= Aqköbik Khan =

Aqköbik Khan was the leader of the Toksaba tribe of the Kipchaks who lived in the 13th century. The conflict between him and Köten Khan, the leader of the Durut tribe, is described in historical sources. He is considered an ancestor of the Kazakh Kipchaks.
== Life ==
According to legend, Köten Khan’s son, Mangush, encountered Aqköbik Khan during a hunting trip and was killed by him. This incident intensified the long-standing rivalry between the two tribes, prompting Köten Khan to declare war on the Toksaba tribe. As a result, Aqköbik Khan was wounded, and his army was defeated. Following the defeat, Aqqobik Khan’s brother, Ansar (or Unsar), went to Batu Khan, the prince of the Thousand, to request help against the Durut tribe.

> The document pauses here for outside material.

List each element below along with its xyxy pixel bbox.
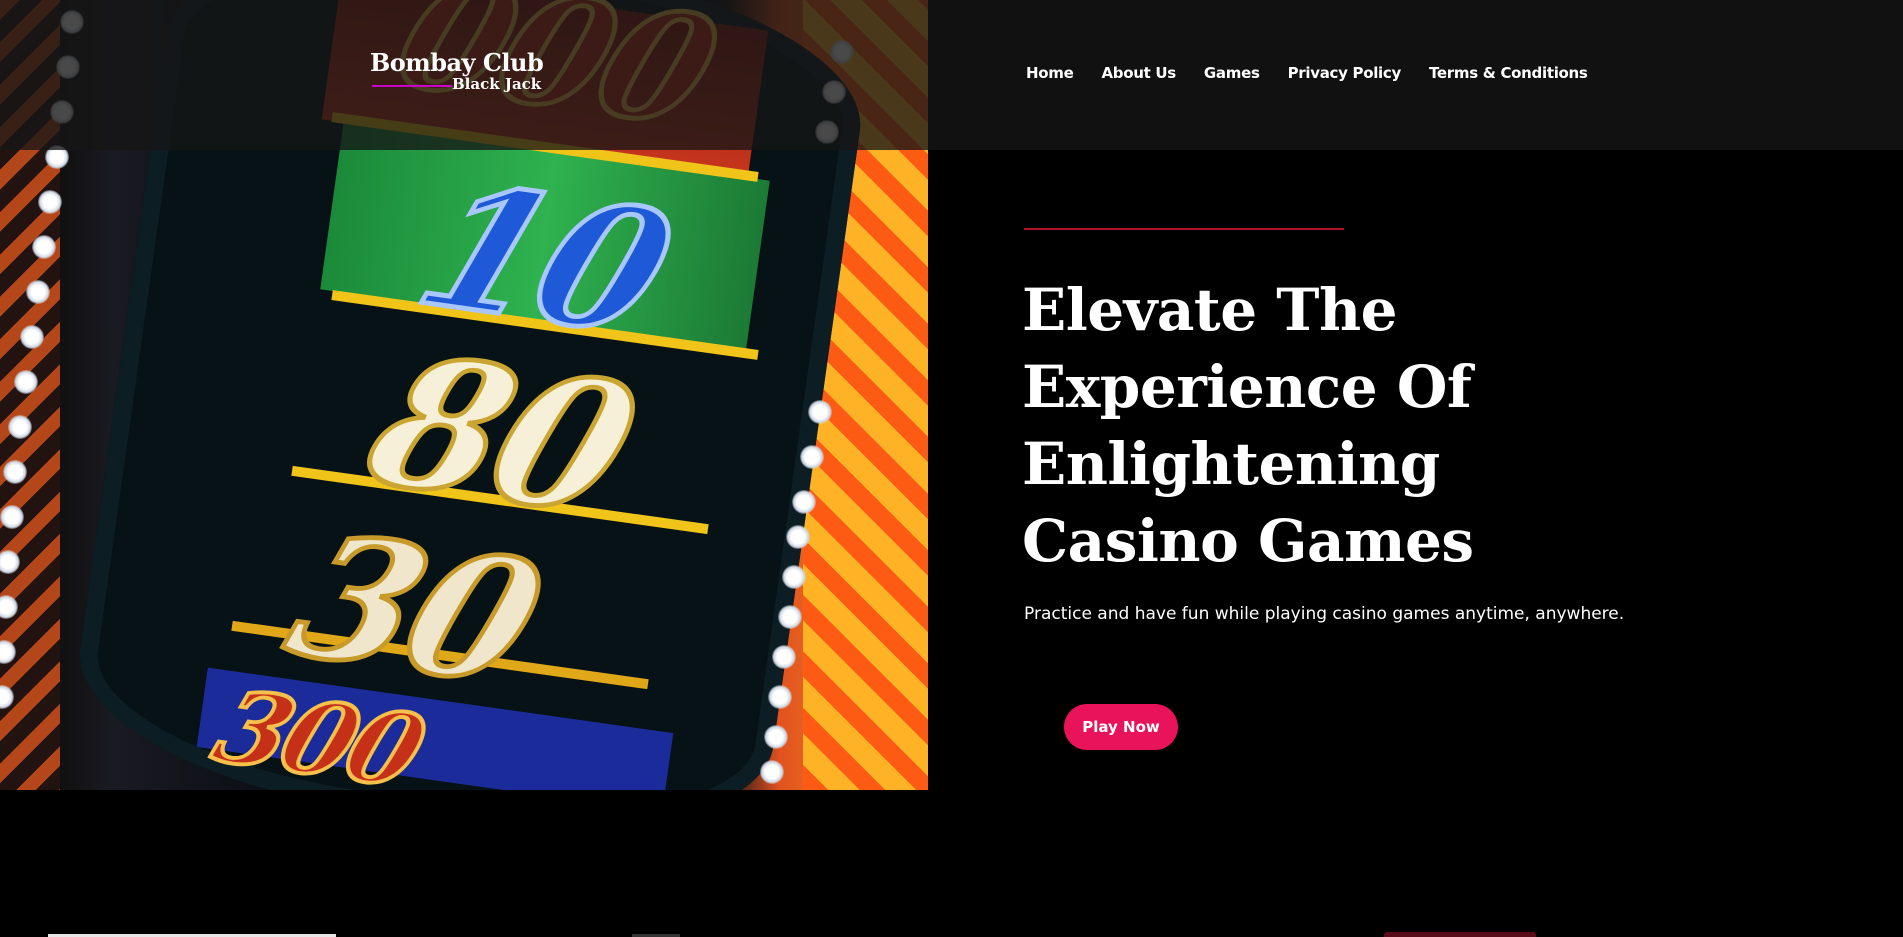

Batu Khan accepted the request and launched a campaign against the Duruts, resulting in many of them being killed and the rest taken prisoner.

The life and actions of Aqköbik Khan reflect the complexity of the internal political relations among the Kipchak tribes and their interactions with the Mongols. These events provide valuable insight into the ethno-political situation of the Eurasian steppe in the 13th century.

The Kipchaks who are part of the Kazakh nation today trace their ancestry to Aqqobik Khan and the Toksaba tribe. One piece of evidence for this is the fact that the battle cry (war slogan) of the "Kara Kipchaks" is “Toksaba.”